Mita "Mamita" Pardo de Tavera, M.D.

ATENEO DE MANILA UNIVERSITY
Office of the President

IN YOUR PRAYERS, PLEASE REMEMBER


MITA "MAMITA" PARDO de TAVERA, M.D.
- Former Social Welfare Secretary
- Philippine Medical Association Dr. Jose P. Rizal Awardee, 1994
- Executive Secretary, Philippine Tuberculosis Society
- Founder, Alay Kapwa Kilusang Pangkalusugan (AKAP)
- Chair, Philippine Charity Sweepstakes Office
- President, Philippine Cancer Society

Dr. Mita, fondly called "Mamita" by all who knew her, passed away on Tuesday, 23 October 2007 after a lingering battle with leukemia at the age of 87. Interment has been scheduled for Friday, 26 October, after the 1:00 P.M. Mass at the Santuario de San Antonio in Forbes Park, Makati City.

She graduated with a degree in medicine from the University of the Philippines in 1944 and worked with the Philippine Tuberculosis Society (PTS). Later, she became executive secretary and led the organization until 1974.

In 1970, she founded the Alay Kapwa Kilusang Pangkalusuan (AKAP) which spearheaded the education, through preventive medicine, of impoverished communities with the help of volunteer health workers.

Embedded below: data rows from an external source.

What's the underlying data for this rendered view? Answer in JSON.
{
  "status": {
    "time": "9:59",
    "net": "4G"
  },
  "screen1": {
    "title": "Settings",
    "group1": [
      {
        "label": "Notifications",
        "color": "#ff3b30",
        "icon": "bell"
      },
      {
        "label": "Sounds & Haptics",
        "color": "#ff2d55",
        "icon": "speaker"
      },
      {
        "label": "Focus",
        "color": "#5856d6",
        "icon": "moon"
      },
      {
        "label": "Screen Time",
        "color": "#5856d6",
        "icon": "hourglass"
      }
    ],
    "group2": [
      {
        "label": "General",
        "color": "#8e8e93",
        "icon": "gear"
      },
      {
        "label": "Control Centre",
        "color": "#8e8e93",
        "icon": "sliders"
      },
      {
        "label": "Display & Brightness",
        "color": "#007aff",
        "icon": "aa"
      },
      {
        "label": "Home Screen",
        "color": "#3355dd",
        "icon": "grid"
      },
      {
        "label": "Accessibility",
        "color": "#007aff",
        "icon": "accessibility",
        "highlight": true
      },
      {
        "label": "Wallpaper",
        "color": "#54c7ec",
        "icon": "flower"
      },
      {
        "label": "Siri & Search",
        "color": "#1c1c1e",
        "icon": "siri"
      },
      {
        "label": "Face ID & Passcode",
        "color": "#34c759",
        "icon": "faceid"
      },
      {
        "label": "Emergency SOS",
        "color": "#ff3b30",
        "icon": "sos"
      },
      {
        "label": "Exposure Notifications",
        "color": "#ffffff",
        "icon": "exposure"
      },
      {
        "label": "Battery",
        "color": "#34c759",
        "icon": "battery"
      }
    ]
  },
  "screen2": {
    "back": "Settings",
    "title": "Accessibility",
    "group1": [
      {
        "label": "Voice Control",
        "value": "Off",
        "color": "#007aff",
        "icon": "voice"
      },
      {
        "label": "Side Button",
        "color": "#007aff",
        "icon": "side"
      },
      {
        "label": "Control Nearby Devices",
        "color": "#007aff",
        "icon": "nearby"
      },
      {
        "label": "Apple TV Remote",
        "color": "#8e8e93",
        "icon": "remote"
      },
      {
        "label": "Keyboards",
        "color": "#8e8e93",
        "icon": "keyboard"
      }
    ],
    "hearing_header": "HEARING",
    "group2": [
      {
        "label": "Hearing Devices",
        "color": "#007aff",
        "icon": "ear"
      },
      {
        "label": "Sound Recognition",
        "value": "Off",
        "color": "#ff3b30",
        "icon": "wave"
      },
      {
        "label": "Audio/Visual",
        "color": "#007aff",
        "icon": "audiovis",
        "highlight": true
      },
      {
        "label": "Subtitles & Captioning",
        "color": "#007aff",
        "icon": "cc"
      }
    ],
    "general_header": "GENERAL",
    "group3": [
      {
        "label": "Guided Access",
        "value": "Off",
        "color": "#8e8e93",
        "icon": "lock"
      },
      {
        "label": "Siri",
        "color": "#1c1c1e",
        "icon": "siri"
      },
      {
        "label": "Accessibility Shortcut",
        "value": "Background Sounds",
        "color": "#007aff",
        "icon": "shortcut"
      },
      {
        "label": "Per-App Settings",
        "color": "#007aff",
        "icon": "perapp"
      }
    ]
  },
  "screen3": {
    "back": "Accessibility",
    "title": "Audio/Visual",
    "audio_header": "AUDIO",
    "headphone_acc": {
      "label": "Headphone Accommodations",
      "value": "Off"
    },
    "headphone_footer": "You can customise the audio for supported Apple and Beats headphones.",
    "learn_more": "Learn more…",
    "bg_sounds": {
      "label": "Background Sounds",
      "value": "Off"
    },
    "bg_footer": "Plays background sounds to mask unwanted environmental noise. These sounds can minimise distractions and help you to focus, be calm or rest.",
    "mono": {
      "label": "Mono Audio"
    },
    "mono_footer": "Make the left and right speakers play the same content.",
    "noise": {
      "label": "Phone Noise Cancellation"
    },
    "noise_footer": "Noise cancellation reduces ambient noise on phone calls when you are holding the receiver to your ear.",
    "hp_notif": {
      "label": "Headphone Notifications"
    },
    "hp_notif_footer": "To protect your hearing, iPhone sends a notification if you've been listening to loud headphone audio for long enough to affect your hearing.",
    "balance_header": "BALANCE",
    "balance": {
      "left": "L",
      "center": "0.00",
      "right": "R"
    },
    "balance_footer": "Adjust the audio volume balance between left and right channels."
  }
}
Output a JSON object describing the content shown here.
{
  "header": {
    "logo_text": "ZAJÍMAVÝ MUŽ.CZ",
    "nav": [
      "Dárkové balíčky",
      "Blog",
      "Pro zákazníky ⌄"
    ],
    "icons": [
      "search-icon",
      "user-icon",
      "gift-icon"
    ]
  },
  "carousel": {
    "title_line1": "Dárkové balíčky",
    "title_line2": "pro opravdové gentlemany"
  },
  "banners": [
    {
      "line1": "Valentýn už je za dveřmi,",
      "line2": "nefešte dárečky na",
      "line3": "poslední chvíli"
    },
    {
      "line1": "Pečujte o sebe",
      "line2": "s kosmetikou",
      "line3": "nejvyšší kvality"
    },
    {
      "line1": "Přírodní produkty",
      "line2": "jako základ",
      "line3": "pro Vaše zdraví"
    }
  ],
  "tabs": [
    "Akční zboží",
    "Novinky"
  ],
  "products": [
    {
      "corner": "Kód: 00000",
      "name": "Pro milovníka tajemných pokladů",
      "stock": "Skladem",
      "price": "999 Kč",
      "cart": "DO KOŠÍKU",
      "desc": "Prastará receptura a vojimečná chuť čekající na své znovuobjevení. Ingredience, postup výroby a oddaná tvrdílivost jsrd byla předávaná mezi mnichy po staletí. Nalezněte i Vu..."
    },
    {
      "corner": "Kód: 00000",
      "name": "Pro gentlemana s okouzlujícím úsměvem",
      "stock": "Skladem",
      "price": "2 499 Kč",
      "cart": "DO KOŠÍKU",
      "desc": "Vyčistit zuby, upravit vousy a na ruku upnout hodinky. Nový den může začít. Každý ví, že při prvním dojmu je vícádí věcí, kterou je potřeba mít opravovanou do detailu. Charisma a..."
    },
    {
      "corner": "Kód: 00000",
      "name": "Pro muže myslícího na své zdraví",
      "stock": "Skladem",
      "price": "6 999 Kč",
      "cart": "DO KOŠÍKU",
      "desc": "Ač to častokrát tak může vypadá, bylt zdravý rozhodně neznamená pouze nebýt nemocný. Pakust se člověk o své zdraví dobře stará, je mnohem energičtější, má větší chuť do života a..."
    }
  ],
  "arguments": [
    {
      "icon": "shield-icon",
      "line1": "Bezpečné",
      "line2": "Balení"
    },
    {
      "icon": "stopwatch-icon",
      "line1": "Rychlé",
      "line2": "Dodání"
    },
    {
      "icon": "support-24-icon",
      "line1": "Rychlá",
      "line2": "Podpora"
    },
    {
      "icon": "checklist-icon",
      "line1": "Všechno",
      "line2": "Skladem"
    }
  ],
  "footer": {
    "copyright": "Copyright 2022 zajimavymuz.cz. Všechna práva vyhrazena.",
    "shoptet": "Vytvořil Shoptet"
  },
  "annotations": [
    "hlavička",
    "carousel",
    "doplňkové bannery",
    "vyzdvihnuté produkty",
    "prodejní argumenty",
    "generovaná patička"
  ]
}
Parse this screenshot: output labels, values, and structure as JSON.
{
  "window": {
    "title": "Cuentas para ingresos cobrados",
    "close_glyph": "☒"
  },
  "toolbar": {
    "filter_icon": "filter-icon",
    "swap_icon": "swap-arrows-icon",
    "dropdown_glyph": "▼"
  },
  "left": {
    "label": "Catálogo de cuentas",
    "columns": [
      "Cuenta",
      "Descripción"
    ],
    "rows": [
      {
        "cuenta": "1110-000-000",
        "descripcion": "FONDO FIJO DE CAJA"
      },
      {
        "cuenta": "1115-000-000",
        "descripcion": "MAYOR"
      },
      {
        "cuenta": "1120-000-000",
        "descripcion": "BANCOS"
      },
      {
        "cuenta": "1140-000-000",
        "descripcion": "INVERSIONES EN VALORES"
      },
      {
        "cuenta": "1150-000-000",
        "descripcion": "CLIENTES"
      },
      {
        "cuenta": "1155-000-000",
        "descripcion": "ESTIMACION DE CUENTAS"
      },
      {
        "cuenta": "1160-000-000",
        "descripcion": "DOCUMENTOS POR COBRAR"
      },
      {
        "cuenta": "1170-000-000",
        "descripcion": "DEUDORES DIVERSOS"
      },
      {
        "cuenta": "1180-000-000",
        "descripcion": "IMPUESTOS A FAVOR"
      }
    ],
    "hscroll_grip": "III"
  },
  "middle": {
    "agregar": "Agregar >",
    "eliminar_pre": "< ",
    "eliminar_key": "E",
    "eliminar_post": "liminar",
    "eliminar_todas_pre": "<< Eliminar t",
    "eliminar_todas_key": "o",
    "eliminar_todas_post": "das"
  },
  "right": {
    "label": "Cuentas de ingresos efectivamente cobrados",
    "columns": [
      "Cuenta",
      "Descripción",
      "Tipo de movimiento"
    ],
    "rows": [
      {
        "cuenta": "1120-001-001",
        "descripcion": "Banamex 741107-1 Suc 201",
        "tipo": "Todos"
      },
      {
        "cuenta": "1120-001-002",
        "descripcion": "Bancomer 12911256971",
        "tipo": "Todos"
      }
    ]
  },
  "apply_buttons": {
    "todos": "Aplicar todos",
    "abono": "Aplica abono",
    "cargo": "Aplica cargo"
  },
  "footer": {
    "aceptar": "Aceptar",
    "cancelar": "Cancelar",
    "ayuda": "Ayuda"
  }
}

She was a militant activist during the Martial Law years and served as social welfare secretary in the Aquino administration.

She became Chair of the Philippine Charity Sweepstakes Office (PCSO) and President of the Philippine Cancer Society (PCS). In 1991, the PCS launched the Hospice Home Care Program where Dr. Pardo de Tavera focused on cancer-stricken persons given short term survival by their doctors.

In 1994, the Philippine Medical Association recognized her "outstanding community services and medical ethics” with the conferment of the PMA Dr. Jose P. Rizal Award.

In July 1995, Dr. Mita Pardo de Tavera turned over the Dr. Trinidad H. Pardo de Tavera collection of her grandfather to the Ateneo de Manila University. The Memorandum of Agreement was signed between her and the Ateneo de Manila University represented by Fr. Bienvenido F. Nebres; S.J. Previously housed in the Special Collections of the Rizal Library under the Filipiniana Section, the area became a separate section in October 2000. To date, the Pardo de Tavera collection has a total of 25 donors in the section and a total of 13,000 volumes of books, 1,500 manuscripts, 4, 500 correspondence and 639,000 photos.